Is there a way to set up a website or a service that already exists that does the following.  

I shoot sports images for a small school.  I do the traditional "envelope" with pricing for prints and deliver the prints within 2 weeks.

Looking at branching out a bit and would like to add digital delivery also.  I know there are several ways to post all of the images fore sale on a single page and have the images purchased direct followed by a download.  In this method, anyone who chose to pay for an image could download any image of any kid.  This does not seem like a good way to handle things.  

What I would like is a site, or service where I can upload an image that can only be accessed by a PIN, direct link or something similar.  So in this case the student would pay for the image as an add on to prints, when the prints are delivered they would go to the site, enter the PIN and be able to download their image.  

Is there an alternate safe way to do this?


----------



## Original katomi (Dec 17, 2019)

I don’t know.
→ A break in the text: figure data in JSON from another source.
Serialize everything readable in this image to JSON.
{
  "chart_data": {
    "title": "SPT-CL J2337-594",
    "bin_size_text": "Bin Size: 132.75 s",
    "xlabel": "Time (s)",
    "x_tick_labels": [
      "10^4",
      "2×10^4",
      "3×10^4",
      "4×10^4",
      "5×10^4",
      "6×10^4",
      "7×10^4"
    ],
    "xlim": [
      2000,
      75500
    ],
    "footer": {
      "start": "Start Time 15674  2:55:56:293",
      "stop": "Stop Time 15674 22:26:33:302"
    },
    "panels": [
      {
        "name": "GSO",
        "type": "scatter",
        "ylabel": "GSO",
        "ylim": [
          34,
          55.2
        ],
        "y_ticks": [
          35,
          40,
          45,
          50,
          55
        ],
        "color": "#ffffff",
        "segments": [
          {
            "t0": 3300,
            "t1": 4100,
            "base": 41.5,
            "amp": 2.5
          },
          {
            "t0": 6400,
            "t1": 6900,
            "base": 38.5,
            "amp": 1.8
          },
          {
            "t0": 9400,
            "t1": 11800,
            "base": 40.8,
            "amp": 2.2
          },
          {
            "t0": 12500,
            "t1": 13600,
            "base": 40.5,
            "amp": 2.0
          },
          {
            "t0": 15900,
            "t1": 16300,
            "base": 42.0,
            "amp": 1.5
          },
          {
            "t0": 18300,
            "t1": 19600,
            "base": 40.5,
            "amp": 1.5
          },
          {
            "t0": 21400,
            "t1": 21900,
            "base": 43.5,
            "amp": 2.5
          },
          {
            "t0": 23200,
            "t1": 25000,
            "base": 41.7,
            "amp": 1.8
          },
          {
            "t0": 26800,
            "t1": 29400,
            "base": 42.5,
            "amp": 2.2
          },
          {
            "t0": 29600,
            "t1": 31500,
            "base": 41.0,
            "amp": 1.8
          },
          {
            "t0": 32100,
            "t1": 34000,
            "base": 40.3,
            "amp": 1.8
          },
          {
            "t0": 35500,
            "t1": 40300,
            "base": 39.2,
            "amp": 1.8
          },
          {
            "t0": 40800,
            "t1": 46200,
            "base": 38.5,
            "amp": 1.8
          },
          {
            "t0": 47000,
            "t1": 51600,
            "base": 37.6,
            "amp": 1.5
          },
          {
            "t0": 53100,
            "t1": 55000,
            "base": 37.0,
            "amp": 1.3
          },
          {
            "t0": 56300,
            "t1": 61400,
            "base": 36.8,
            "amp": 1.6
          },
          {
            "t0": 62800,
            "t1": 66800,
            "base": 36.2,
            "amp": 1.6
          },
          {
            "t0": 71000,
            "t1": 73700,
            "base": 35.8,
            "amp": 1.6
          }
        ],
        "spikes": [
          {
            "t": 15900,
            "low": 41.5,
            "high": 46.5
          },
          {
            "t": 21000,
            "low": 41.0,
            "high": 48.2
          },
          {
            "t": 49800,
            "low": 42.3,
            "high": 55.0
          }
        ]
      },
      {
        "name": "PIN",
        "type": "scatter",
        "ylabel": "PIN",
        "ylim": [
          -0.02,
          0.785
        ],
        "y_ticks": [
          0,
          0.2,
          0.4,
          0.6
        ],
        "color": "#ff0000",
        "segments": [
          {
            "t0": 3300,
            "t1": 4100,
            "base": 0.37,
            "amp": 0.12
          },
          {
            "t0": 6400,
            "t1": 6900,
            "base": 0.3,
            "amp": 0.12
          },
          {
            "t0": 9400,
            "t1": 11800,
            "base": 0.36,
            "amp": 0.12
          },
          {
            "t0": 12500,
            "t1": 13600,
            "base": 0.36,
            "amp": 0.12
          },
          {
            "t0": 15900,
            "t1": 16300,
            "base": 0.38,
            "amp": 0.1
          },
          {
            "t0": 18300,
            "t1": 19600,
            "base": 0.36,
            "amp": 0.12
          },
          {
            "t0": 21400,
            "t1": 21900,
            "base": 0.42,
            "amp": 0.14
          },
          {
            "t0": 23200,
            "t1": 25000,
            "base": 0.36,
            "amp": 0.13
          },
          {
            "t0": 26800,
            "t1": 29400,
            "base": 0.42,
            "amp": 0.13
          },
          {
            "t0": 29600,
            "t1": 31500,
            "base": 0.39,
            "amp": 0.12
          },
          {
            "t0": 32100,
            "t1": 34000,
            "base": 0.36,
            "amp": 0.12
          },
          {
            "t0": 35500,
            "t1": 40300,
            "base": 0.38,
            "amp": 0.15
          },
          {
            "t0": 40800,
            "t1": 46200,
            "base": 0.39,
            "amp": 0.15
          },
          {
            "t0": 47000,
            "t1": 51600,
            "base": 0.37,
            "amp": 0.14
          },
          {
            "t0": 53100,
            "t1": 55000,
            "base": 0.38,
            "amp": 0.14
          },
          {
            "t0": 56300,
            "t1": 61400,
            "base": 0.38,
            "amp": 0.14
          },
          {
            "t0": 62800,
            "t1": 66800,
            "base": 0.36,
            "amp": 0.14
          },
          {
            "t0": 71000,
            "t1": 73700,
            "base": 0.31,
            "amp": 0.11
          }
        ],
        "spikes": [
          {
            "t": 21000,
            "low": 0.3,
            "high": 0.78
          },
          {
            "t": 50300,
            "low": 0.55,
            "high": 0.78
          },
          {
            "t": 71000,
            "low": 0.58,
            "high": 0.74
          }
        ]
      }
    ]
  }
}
But this sounds like stepping into unsafe grounds.
Given the number of #people# out there that could and would mis use your service this could come back to bite you in the bum.
You sound like you are being careful and nod to you out of respect. Hope you find what you are looking for


----------



## zombiesniper (Dec 17, 2019)

My site has a proofing/download section in the background.
You can set up separate proofing rooms for each client and they are all password protected and not listed anywhere on the website.

The way I deliver digital files is when the client has completed the shoot, I provide them with their password. Once payment is complete I upload the images to the site and provide them the link.
I host through Format but many companies have this type of service.


----------



## Nwcid (Dec 17, 2019)

zombiesniper said:


> My site has a proofing/download section in the background.
> You can set up separate proofing rooms for each client and they are all password protected and not listed anywhere on the website.
> 
> The way I deliver digital files is when the client has completed the shoot, I provide them with their password. Once payment is complete I upload the images to the site and provide them the link.
> I host through Format but many companies have this type of service.



I have a similar ability also though my proofing site.  

I was just tying to see if there was a way to create 1 album with individual downloads as there will typically only be 1-2 images per client with likely 20-30 clients that want this service.  

It would be nice to have a single "album" but pin numbers for each image.


----------